US open to talks on frozen Afghan funds – Reuters
The US administration will move ahead with negotiations to release billions in Afghan funds, which were frozen by Washington and other governments following the Taliban takeover last August, Reuters reported on Monday, citing its sources.
The talks are meant to help stabilize the crumbling Afghan economy, as the United Nations warns that the nation may face “acute hunger” this winter.
They will go ahead despite Washington’s concerns that Al-Qaeda leader Ayman al-Zawahiri – who helped plan the 9/11 attacks – was staying in Kabul before he was killed in a US drone strike earlier this month.
Washington reportedly aims to wire billions of assets belonging to the Afghan central bank into a Swiss fund, Reuters said. Disbursements would be made with the help of an international board bypassing the Taliban, many of whose officials have been slapped with US and UN sanctions.
According to Reuters’ sources, US officials have said they intend to pursue talks with the militant organization at an August briefing, although they were frustrated with the speed of the talks. One US official blamed the slow pace on the failure of the Taliban and Afghan central bank to move quickly.
One of the sticking points is the Taliban’s reported opposition to several international demands, including the removal of two sanctioned militants from posts at the central bank — and a reluctance to formally agree to install independent anti-money laundering monitors.

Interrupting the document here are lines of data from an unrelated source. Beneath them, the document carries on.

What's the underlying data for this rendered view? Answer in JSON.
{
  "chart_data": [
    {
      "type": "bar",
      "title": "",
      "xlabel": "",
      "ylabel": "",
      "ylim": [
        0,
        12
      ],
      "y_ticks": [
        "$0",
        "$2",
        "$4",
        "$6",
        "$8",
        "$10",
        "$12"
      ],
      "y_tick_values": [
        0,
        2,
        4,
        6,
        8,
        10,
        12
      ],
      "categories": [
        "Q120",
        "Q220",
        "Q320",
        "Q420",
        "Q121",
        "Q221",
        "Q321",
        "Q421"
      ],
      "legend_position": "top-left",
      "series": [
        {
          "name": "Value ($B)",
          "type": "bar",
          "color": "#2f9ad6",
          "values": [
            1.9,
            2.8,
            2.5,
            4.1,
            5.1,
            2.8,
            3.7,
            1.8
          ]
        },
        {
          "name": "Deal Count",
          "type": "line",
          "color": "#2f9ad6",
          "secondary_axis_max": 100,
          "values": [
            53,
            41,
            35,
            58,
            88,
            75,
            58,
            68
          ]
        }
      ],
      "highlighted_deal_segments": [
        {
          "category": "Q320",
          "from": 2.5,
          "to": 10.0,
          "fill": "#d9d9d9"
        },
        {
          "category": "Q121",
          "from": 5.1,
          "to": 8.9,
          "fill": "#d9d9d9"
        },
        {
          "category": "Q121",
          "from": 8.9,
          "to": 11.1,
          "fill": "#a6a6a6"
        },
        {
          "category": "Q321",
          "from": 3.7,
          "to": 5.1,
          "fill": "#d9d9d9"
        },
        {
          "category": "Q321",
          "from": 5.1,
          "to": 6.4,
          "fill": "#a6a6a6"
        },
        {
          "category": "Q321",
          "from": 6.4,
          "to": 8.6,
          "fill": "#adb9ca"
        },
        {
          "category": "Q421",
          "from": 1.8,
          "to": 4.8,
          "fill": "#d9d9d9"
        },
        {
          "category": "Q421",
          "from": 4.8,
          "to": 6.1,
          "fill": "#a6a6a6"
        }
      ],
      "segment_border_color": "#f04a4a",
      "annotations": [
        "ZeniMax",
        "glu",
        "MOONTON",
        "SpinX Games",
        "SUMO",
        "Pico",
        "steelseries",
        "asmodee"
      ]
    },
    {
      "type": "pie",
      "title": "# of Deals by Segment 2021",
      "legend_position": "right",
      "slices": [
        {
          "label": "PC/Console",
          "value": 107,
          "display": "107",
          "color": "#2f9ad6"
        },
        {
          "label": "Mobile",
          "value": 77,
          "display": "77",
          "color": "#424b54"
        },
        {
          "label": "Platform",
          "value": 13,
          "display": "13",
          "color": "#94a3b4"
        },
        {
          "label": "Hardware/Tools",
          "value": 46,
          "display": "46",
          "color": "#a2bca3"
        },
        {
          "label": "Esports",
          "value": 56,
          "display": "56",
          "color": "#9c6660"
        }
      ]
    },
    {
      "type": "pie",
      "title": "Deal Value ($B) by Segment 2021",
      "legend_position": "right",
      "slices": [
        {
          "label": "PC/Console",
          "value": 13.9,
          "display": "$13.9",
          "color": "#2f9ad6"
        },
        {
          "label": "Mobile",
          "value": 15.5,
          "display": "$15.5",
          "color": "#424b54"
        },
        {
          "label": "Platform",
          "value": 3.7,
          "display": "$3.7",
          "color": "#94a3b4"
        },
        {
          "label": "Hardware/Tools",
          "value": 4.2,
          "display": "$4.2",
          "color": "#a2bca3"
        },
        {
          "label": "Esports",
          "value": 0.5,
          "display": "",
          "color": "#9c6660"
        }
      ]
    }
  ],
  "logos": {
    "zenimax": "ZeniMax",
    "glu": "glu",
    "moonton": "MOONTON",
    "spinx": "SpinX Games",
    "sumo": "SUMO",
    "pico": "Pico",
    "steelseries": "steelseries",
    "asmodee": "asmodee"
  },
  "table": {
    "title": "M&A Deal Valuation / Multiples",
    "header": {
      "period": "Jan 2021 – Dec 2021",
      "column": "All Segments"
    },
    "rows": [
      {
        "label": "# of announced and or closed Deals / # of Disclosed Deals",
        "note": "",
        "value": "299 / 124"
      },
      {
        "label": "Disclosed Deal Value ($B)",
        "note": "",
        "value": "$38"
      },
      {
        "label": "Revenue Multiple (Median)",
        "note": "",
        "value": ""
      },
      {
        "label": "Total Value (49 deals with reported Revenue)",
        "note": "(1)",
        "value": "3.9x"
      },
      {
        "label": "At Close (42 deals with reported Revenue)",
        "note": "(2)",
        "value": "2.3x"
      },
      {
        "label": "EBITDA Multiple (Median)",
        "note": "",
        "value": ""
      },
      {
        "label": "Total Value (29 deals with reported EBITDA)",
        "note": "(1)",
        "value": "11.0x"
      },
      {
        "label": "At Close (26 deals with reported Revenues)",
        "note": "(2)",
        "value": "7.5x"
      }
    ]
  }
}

However, according to Reuters, Taliban officials have consented to the latter provision in principle.
When the Western-backed Afghan government collapsed last year, the country had more than $9 billion deposited in foreign banks, which was frozen following the Taliban takeover.
Earlier reporting suggested that the Biden administration did not plan to release Afghan assets over concerns that the money would be used to fund terrorism.
“Needless to say, the Taliban's sheltering of Al Qaeda leader Ayman al-Zawahiri reinforces deep concerns we have regarding diversion of funds to terrorist groups,” Thomas West, the US State Department’s special representative for Afghanistan, told the Wall Street Journal last week.